Our notebook fills in known gaps in this primary source with additional data from the New York Times Coronavirus (Covid-19) Data in the United States repository (for more-complete data on Rhode Island and Utah) and New York newspaper THE CITY’s digest of the daily reports from the New York City Department of Health and Mental Hygiene (for borough-level data on New York City). Our notebooks use the European Centre for Disease Prevention and Control’s data on the geographic distribution of COVID-19 cases worldwide as their data source for worldwide data at the granularity of individual countries.

The notebooks download all of these data sets as they run, for two reasons. First of all, these data sets change on a daily basis. Second, the license terms of the data sets do not allow commercial entities to redistribute the data. If you use our open source code in a commercial application, be sure to verify that you are staying within the bounds of the license terms for the underlying data!
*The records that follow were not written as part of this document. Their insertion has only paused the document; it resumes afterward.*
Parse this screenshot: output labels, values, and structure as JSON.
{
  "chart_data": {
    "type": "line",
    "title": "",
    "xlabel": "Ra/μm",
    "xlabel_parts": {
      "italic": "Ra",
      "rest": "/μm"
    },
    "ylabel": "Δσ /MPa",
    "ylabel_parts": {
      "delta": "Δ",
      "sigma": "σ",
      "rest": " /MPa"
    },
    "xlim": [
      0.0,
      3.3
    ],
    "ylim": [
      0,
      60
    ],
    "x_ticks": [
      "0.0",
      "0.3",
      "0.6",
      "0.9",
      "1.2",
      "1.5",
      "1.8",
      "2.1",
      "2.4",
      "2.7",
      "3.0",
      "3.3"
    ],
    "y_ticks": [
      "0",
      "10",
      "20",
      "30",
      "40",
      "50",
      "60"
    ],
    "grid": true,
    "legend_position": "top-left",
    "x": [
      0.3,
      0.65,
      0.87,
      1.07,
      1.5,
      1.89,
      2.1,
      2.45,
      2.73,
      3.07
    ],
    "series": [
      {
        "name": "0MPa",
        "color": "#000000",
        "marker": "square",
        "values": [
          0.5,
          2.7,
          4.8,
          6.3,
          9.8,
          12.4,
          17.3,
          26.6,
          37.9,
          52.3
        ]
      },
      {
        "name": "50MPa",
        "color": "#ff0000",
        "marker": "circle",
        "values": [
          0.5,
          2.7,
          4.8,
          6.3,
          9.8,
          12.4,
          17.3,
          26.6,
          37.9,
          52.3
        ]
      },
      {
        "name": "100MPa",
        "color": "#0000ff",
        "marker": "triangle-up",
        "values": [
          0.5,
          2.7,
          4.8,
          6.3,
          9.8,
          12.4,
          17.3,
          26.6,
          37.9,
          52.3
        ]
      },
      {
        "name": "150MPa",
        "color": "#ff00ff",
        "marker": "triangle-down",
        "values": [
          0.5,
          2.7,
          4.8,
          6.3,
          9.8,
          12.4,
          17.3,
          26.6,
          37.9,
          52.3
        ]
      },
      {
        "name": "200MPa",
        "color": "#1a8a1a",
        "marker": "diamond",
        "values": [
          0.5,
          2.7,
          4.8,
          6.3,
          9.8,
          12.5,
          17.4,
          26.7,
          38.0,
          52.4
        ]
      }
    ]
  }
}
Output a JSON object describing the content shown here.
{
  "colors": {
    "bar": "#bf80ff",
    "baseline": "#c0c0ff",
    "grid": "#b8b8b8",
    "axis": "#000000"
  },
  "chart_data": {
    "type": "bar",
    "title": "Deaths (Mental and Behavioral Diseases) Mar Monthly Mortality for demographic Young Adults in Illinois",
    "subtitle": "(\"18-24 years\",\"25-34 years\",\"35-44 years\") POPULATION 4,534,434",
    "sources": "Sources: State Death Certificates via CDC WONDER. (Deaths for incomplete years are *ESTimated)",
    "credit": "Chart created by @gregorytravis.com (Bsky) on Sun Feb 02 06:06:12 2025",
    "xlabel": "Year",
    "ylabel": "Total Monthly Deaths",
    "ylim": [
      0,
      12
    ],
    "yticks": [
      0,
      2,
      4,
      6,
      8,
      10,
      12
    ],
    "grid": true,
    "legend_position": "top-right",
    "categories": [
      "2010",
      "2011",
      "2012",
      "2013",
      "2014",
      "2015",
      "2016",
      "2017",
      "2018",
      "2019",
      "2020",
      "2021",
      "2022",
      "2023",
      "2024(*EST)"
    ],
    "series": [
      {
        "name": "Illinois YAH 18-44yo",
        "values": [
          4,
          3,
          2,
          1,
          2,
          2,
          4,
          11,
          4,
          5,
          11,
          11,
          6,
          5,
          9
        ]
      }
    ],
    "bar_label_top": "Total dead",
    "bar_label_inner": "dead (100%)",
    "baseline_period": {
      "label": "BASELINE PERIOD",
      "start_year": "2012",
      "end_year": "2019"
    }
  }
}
You can use our code as a jumping off point for more in-depth, interesting analysis. For example, you might want to analyze the data to find correlations between poverty level and infection rates. Open source developers and data scientists can easily build on these tools to extend the analysis to their individual use cases.

Explanation of the technology used for developers and data scientists

The notebooks in our repository are Jupyter notebooks. We use common Python data science libraries, including Pandas, Numpy, Matplotlib, seaborn and scipy.optimize.

Most of the cleaning and data analysis is done using Pandas dataframes, a framework that underlies a majority of analysis done by data scientists. IBM is also working to extend Pandas for natural language processing use cases. Parts of our COVID-19 time series analysis notebooks use the TensorArray extension type from our Text Extensions for Pandas library to store time series tensors in the cells of Pandas dataframes. Our team also leveraged the graphical workflow editor that we have built as part of the Elyra project to tie our notebooks into workflows that you can run each day as new data becomes available.

Leveraging the open source tool and data set

IBM and our team believe in the importance of democratizing technology, activating developers with the most up-to-date datasets and tools, which can help policy makers make the most informed decisions for citizens’ well-being.

You can start contributing by using the repo to build analysis in your community, county and country. Developers and data scientists can also contribute directly to the tools that were used to do this analysis by making pull requests to our GitHub repository.